Buckets, in cloud storage, are the basic containers that are used to hold the data. Everything that a user stores in cloud storage must be contained in a bucket. Admins can use these containers to organise their data and to control access to it. However, unlike folders and directories, they cannot nest one bucket into another bucket.
Writing in his bog, Comparitech's Paul Bischoff revealed that its team attempted to search for open bucket on the web. It started by scanning the web using a tool which is easily available to admins and hackers.
In its web search, the researchers looked for Alexa's top 100 web domains, in combination with some common words, such as "db", "database", and "bak" used by admins when naming their buckets.
Through this web scan, the research team was able to discover 2,064 Google Cloud buckets in about 2.5 hours.
After analysing all 2,064 buckets, the researchers found that 131 of them - nearly six percent - were misconfigured and vulnerable to unauthorised access.
According to Comparitech, the exposed data included nearly 6,000 scanned documents containing confidential information, such as passports details and birth certificates of children in India. A database belonging to a Russian web developer was also found that leaked developer's chat logs and email server credentials.

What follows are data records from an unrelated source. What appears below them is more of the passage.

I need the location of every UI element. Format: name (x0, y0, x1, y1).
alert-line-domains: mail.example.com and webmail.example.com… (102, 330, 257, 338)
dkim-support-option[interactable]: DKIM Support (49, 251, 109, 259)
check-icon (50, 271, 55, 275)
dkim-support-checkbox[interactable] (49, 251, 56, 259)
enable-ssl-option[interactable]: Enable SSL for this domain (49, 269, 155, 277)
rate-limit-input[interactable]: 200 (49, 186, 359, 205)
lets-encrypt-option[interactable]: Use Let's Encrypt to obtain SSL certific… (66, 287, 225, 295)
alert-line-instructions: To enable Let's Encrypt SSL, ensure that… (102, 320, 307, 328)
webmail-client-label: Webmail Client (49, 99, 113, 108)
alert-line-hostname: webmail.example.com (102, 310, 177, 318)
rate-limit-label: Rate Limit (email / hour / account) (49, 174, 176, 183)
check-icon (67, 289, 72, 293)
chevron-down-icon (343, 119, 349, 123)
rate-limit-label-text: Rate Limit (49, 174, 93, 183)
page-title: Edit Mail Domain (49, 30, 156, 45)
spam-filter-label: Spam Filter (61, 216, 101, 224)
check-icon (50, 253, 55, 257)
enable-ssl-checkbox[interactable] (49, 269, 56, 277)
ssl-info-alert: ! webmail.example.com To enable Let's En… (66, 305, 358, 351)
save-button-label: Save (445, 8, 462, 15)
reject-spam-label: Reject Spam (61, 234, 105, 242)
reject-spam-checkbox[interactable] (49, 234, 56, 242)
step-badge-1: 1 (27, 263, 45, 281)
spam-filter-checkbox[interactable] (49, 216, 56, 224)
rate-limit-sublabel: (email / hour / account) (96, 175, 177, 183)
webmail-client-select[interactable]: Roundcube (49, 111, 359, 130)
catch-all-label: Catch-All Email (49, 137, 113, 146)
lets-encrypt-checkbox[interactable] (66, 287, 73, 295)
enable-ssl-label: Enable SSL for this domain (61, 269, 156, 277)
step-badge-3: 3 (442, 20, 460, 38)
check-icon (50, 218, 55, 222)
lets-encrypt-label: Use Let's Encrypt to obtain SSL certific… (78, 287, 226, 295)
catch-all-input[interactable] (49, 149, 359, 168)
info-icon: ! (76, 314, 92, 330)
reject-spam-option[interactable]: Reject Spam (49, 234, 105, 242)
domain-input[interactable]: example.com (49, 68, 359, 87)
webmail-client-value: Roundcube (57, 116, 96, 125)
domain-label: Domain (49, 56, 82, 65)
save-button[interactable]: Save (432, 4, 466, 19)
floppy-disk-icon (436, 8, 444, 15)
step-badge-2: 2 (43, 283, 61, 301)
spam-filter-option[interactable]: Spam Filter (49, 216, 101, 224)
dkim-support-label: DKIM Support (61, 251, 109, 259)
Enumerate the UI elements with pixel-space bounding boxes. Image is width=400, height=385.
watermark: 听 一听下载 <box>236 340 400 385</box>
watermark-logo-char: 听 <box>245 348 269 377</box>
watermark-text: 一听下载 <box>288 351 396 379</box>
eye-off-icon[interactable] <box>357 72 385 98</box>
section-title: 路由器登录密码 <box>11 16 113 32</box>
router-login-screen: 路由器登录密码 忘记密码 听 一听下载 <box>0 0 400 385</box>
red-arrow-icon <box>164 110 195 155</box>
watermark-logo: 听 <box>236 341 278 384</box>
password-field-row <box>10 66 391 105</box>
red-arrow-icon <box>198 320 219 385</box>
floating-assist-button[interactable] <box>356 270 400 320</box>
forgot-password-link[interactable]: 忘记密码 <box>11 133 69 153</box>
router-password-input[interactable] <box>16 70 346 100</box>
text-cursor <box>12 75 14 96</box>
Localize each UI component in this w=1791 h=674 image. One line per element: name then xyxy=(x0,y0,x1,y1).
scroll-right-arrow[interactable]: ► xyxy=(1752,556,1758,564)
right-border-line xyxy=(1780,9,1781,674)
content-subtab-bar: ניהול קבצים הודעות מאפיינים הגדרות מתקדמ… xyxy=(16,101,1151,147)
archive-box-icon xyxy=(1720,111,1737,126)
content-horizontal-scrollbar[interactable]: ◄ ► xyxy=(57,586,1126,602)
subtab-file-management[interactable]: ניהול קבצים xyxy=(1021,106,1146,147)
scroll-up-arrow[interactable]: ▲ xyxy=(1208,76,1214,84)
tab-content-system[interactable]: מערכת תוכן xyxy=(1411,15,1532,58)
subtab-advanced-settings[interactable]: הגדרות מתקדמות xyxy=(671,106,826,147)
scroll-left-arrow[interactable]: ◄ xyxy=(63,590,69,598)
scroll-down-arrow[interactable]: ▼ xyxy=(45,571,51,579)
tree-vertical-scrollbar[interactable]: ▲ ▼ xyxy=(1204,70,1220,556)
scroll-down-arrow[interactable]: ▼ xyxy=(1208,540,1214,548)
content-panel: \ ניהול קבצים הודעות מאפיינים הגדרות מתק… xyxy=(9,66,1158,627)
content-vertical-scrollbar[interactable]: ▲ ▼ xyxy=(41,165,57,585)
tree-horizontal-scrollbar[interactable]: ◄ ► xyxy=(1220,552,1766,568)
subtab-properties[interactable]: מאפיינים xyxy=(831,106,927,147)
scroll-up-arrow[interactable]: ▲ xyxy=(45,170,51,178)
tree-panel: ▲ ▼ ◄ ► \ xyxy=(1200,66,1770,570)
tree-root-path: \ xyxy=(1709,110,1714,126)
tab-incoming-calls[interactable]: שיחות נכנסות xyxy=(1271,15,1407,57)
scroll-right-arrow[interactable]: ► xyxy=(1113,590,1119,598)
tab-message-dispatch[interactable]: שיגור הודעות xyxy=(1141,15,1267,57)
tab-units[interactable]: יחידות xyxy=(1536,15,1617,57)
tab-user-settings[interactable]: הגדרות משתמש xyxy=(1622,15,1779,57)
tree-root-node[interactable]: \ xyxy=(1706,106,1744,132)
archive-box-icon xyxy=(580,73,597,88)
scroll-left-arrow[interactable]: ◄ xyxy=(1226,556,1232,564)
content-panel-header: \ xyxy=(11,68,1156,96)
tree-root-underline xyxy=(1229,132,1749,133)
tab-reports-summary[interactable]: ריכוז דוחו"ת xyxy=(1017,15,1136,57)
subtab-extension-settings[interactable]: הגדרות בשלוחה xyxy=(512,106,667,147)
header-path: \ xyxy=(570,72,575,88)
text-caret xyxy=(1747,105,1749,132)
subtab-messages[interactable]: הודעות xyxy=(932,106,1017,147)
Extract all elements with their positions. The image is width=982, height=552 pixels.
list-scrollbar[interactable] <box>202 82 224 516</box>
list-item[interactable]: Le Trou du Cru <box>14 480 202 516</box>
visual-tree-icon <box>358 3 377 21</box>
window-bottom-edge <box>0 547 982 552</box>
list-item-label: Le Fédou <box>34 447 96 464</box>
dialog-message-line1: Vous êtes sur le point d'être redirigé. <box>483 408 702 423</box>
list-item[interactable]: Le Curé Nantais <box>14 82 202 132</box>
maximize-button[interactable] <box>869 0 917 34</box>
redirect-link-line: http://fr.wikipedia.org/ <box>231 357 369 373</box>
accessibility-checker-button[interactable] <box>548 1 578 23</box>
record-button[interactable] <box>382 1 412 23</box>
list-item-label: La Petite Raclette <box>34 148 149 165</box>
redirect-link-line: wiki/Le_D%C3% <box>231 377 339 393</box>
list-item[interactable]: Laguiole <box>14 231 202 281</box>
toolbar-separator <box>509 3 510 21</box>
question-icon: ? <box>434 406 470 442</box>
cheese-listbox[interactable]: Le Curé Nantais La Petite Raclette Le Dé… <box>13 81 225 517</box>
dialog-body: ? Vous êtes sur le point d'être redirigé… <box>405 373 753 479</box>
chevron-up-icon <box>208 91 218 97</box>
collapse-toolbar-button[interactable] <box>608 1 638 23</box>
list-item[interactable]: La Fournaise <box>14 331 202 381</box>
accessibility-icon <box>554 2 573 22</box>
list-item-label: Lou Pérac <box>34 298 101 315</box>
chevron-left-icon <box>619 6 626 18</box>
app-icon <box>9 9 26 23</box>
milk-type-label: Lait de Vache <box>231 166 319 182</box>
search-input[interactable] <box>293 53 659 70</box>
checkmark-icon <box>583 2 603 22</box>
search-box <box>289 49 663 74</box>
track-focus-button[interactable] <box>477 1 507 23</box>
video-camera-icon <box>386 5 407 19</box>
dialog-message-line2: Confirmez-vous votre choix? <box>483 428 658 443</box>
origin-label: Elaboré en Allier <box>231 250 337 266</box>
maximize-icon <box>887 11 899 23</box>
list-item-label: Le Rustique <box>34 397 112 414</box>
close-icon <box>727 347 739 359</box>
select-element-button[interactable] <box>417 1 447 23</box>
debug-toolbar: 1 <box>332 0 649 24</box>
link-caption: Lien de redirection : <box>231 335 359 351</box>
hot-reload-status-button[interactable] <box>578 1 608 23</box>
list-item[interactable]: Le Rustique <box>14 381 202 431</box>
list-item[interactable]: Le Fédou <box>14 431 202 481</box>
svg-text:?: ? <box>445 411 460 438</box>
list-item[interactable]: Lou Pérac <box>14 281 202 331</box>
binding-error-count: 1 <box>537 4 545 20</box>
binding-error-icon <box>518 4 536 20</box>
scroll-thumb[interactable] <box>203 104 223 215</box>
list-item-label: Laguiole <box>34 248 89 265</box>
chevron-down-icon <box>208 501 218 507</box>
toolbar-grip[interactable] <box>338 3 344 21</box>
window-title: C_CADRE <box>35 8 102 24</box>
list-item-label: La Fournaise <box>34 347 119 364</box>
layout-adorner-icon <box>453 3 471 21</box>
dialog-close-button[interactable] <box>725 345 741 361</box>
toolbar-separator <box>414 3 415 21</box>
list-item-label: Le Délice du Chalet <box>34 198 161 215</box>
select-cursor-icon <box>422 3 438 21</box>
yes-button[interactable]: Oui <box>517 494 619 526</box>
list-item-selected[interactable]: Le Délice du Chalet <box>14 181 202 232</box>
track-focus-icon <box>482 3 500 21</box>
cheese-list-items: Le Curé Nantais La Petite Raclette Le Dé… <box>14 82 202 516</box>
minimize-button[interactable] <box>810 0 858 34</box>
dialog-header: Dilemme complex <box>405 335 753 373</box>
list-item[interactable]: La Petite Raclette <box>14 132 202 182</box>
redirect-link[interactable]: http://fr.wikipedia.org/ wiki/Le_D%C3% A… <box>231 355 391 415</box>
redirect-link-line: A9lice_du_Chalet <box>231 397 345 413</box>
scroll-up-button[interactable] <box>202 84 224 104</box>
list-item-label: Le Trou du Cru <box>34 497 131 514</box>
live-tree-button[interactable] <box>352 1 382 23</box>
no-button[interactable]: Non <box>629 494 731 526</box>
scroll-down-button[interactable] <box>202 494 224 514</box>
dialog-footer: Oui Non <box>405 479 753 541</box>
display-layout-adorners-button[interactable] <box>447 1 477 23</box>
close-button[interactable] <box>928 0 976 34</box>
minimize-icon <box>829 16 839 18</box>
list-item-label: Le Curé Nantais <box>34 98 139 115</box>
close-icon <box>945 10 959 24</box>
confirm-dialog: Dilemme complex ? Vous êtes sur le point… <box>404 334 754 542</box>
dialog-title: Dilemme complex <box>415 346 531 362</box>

Bischoff warns that uncovering exposed cloud databases on internet is not difficult . Google cloud storage has naming guidelines that make open buckets easy to find. Such buckets can contain sensitive files, source code, credentials and databases, which can be illegally accessed by malicious actors.
According to Bischoff, admins can check if their bucket is exposed by using gsutil (Google's official command-line tool) or BucketMiner tool to scan the web. Scanning for company's name on Google and Amazon infrastructure will display some filenames, images, or other stats, suggesting the bucket is open.